Somehow I can't see USSF, which has reduced the authority of head coaches, going along with hiring outside coaching experts to advise the head coaches.
Bob, I need a break....don't get me started!!!!!
Frank, as I said before, many times. I read the strangest things on here. Full speed ahead!!
Has any one of you who is commenting on here read about the entire process that the federation went through before hiring this guy? Do any of you know of his history, whom he has worked with..etc? It is stuff like this that has been holding us back when it comes to progression in soccer. Words alone cannot begin to describe how disappointed I am in Mike for putting an article of this nature out in such a respectable new outlet like Soccer America. Anyone who just reads this, is going to go off and tell thousands of their friends how things are messed up at US Soccer, when in reality, that couldn't be farther from the truth, if we are speaking of our U17 Men's National Team specifically. YOU KNOW BETTER.

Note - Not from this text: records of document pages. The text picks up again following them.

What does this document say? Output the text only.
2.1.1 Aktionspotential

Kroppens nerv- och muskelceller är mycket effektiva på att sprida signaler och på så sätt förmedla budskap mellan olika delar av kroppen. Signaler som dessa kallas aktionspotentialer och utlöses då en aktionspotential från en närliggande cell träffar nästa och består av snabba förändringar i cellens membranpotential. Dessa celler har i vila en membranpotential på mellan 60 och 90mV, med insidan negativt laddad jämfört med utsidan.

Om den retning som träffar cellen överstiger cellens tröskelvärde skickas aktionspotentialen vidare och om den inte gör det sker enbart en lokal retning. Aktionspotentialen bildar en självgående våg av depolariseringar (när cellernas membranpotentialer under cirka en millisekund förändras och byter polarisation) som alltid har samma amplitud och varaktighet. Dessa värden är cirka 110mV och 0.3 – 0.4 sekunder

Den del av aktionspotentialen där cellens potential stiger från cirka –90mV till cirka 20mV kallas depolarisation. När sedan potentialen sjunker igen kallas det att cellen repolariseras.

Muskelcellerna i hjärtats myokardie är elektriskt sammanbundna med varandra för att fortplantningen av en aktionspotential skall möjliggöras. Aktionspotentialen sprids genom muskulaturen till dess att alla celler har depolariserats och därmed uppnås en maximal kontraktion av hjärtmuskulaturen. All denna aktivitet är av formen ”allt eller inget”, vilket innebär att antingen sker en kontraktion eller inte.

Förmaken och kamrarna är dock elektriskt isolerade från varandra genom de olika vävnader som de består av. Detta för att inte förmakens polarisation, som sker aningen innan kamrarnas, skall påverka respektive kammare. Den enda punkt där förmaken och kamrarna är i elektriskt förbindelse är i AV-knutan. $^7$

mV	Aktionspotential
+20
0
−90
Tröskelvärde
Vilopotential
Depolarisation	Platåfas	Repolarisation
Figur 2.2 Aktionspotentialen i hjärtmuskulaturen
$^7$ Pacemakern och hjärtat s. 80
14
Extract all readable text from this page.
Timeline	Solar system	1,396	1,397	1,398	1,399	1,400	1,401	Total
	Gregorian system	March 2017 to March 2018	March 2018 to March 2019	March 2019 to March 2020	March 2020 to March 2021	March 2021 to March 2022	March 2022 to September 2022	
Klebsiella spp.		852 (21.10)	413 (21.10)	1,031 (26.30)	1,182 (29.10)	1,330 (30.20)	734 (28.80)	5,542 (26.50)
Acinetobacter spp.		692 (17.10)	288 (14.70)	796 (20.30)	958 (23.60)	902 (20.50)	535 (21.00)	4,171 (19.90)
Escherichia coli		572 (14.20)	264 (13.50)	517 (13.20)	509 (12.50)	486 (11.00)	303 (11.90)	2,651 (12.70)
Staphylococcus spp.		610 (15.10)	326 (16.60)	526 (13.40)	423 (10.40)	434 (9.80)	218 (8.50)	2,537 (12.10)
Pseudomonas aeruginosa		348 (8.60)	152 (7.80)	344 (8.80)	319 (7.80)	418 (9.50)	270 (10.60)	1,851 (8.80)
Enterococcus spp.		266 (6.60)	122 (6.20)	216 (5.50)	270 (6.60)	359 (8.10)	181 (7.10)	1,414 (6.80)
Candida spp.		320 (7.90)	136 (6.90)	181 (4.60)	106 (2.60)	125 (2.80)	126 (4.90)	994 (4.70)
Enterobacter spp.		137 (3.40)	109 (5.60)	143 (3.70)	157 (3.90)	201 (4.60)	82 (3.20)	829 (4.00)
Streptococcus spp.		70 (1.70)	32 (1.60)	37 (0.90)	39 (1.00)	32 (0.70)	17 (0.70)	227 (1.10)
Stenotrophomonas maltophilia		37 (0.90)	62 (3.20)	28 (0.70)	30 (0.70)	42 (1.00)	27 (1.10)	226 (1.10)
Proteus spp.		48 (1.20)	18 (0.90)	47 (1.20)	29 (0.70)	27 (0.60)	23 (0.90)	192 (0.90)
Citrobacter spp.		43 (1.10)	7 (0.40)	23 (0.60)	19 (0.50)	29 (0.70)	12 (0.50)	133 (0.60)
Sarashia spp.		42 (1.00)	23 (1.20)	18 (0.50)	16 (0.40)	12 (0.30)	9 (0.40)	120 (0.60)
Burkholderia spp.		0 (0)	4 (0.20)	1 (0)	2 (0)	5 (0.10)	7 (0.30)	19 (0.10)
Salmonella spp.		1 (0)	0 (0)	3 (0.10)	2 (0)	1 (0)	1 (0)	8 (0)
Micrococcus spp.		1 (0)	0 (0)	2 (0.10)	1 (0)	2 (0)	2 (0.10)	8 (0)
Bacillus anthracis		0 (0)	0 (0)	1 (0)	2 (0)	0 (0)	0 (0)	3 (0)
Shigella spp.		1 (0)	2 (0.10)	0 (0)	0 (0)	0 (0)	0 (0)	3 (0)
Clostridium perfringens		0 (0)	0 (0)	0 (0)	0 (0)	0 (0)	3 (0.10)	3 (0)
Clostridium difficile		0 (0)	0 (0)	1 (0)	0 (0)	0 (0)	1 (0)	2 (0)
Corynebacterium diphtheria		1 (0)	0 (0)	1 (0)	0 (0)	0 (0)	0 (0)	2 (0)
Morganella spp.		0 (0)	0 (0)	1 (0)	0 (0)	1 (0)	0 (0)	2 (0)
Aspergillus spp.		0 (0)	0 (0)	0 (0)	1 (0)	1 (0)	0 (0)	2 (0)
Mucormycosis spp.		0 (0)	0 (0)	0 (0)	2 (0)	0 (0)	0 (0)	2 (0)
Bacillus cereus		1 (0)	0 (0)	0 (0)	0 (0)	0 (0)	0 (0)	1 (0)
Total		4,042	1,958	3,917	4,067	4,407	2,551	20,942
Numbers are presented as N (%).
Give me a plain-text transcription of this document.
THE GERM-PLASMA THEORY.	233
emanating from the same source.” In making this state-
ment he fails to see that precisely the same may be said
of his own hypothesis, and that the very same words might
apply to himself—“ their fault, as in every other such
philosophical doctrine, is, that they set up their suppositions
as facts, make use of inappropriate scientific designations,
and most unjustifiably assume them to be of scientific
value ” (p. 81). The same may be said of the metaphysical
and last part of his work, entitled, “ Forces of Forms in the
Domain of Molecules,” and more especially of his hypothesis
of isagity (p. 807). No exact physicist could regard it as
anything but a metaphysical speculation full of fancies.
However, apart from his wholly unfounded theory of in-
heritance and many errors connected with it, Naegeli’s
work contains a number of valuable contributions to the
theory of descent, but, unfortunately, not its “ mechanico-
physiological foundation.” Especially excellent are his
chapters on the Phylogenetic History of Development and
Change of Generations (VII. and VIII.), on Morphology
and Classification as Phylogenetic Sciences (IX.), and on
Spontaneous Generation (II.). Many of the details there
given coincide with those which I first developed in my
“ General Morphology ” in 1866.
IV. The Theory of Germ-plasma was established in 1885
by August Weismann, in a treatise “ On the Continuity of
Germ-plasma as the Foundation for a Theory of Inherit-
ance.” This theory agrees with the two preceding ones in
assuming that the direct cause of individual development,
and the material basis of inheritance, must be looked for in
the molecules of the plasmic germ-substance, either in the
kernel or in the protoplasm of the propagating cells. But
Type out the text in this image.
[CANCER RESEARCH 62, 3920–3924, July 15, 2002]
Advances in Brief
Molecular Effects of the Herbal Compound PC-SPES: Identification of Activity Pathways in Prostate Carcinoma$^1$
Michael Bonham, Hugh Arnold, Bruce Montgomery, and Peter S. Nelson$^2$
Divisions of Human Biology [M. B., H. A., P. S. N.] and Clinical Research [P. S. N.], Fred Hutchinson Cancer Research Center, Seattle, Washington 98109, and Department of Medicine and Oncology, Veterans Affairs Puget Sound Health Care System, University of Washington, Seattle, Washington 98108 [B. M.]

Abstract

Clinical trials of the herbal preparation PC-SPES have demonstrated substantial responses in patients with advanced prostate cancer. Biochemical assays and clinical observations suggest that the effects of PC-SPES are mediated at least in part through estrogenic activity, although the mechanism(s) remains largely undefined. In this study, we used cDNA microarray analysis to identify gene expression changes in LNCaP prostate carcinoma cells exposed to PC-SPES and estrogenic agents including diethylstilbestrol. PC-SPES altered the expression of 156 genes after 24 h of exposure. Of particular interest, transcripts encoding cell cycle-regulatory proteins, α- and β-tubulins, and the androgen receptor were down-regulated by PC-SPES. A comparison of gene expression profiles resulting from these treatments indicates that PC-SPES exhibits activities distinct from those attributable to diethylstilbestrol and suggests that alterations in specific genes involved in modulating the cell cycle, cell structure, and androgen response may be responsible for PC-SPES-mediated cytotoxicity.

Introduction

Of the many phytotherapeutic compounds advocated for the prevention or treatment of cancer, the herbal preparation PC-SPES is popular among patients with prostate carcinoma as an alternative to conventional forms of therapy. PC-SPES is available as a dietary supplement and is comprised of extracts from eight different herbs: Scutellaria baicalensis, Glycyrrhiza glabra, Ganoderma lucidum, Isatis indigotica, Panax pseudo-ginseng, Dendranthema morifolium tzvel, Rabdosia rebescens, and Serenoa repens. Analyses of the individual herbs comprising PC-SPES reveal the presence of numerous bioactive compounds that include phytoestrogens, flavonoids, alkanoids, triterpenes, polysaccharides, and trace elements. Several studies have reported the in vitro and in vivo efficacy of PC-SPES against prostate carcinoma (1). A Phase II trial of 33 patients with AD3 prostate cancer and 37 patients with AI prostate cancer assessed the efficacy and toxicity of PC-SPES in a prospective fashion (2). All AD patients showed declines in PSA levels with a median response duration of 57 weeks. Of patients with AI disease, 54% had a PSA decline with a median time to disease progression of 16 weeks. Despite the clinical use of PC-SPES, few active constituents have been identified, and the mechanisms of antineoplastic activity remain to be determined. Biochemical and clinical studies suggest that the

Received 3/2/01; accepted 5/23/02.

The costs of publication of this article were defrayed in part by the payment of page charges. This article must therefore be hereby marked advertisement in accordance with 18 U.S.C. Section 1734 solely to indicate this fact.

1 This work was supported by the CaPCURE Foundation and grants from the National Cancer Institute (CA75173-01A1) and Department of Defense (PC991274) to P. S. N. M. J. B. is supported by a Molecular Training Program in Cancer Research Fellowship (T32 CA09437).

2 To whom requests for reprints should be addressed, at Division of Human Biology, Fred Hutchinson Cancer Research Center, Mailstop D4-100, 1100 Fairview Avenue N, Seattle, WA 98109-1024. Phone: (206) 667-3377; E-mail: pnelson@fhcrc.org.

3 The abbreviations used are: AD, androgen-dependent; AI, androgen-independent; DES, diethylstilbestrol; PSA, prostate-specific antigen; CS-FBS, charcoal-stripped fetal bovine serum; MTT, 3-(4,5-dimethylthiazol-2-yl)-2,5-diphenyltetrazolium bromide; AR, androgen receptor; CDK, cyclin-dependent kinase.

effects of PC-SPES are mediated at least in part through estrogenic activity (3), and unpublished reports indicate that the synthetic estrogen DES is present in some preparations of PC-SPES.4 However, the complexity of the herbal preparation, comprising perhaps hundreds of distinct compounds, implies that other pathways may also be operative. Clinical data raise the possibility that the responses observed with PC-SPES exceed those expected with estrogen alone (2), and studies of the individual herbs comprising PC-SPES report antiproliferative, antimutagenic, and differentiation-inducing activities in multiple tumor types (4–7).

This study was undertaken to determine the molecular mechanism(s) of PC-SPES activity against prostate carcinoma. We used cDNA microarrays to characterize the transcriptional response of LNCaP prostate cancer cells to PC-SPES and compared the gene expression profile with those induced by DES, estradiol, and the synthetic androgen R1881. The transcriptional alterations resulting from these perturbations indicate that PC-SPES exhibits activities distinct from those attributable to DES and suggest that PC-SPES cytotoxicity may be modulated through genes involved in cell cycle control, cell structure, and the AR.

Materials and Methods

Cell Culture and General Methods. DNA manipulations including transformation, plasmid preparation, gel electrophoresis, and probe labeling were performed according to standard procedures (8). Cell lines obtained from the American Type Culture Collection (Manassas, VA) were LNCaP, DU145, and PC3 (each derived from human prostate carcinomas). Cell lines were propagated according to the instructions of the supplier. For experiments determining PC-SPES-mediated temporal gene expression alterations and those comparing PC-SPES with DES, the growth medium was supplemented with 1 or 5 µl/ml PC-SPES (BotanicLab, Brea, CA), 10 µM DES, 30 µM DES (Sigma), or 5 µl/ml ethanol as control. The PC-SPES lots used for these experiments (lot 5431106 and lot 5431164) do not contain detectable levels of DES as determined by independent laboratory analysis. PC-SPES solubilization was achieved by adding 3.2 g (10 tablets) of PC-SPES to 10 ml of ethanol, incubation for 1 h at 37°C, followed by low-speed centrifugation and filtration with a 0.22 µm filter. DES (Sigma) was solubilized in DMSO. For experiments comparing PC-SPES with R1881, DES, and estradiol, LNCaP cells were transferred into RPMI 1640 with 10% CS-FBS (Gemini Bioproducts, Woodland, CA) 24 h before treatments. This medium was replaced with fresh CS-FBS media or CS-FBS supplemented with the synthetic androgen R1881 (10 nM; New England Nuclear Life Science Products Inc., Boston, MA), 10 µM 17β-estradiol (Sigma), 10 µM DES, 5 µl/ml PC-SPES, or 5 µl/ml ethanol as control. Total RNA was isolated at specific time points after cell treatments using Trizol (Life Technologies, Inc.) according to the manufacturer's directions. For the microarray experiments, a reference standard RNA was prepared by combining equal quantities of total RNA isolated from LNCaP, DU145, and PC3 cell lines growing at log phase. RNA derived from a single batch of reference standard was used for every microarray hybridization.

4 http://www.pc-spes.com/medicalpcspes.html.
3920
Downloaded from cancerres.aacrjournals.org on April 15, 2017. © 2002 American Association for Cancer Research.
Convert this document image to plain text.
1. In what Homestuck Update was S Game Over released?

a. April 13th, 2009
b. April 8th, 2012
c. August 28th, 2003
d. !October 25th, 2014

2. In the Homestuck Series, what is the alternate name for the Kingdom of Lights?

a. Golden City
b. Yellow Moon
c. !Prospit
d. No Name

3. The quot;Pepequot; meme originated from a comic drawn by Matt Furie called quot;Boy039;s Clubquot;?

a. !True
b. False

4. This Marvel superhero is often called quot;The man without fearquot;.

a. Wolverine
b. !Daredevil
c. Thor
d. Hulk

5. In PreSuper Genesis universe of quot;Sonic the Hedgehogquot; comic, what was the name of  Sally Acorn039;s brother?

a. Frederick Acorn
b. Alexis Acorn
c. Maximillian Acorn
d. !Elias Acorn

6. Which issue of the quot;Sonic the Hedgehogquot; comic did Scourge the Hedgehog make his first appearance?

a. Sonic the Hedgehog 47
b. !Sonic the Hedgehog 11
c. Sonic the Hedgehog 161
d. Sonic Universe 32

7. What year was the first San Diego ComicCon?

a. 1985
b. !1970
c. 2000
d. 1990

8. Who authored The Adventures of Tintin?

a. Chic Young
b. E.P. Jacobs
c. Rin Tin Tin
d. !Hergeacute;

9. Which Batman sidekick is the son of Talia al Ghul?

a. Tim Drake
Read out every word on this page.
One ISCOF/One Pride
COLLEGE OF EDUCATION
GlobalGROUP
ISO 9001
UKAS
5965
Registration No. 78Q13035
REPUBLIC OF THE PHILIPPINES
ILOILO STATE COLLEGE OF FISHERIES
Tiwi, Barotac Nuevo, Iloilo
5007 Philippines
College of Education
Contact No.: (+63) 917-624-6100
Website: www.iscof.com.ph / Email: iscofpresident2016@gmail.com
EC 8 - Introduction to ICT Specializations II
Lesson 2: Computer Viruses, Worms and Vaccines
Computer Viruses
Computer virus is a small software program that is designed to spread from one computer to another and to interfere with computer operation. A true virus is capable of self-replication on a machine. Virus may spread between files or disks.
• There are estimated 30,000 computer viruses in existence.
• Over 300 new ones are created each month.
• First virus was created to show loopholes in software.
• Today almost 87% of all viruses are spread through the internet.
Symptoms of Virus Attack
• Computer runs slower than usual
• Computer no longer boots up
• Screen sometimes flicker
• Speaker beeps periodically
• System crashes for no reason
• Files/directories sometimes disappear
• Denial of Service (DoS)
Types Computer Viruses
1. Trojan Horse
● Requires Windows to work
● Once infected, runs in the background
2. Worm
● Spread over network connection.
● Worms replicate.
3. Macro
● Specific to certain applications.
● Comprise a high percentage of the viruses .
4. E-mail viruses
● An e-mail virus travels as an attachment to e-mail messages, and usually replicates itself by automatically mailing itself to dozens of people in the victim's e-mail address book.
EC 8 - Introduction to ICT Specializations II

USSF hides everything. I did google and read about Wicky's background before commenting. I don't just read SA.
I am sickened to my stomach after reading this, and even the fact that someone gave it a blessing to be published. Wicky was coaching a team in the Champions League, but wanted so much to be a part of the soccer growing landscape in the US, that he was asking people about whether or not there were any USL team positions available.
David, you are confused. He never coached a team in the Champion's league. He was a youth team coach promoted to first team manager for the top Swiss club, but they finished in second place after 8 straight titles. and then he left the club.
I have to retract that. I am the one confused. The article says he coached in the Champion's league.
Wicky sounds pretty awesome TBH. I could see him being great for the program.
Interesting that all the positive comments are above the "Read more comments" line and all the negative comments are hidden by it.
If a professional, experinced American coach wanted the job to be the Head Coach of the U-17 USMNT, then he needed to be willing to uproot everything to pursue that job. Period.
Which American coaches applied for this job - and were willing to relocate to Chicago - yet were passed over??
1. Computers, Skype and airplanes mean coaches can live anywhere and be together. My younger son lives with me and works remotely for an employer in Salt Lake City, traveling there one week a month for all to press-the-flesh, so to speak. 2. Is he licensed? If not, US SOccer speaks out of both sides of its mouth---authortarian re residence, but flextible re licensure. Disrespectful of US coaches any way you cut it.
I was a trial attorney in DC with coworkers located California. We had no trouble whatsoever in coordinating our efforts on very complex major cases. I also worked with people with offices a few feet from mine. The distance made no difference.
I forgot to mention the advantage of dispersed locations. Less time lost to travel and less jet lag (which is actually a major benefit for frequent business travelers). No one needs to travel coast to coast to attend depositions and such.
The definition of irresponsible journalism—and the same handful of gents spouting off their eternal wisdom on every topic! Let me just be the first to say, that the nationality of the coach has absolutely nothing to do with whether they are the best candidate to do the job. Best of luck to the team and their new coach!
Thank you! I am so angry, I am not even going to waste time responding to anyone who hasn't taken the time to read up on Wicky's background, but they feel informed enough to comment about how unfit he is for the role.
No one said Kaggwa was unfit. No one said that the nationality of the coach determines suitability. I said that he wasn't a "standout" in Europe, and also said that he hadn't coached in the US before. I don't understand why you find my comments controversial and offensive.
Sorry meant to say Wicky, not Kaggwa.
So Mike - how many qualified American coaches have contacted you to inform you that they have been willing to move to Chicago AND were not selected for this coaching position?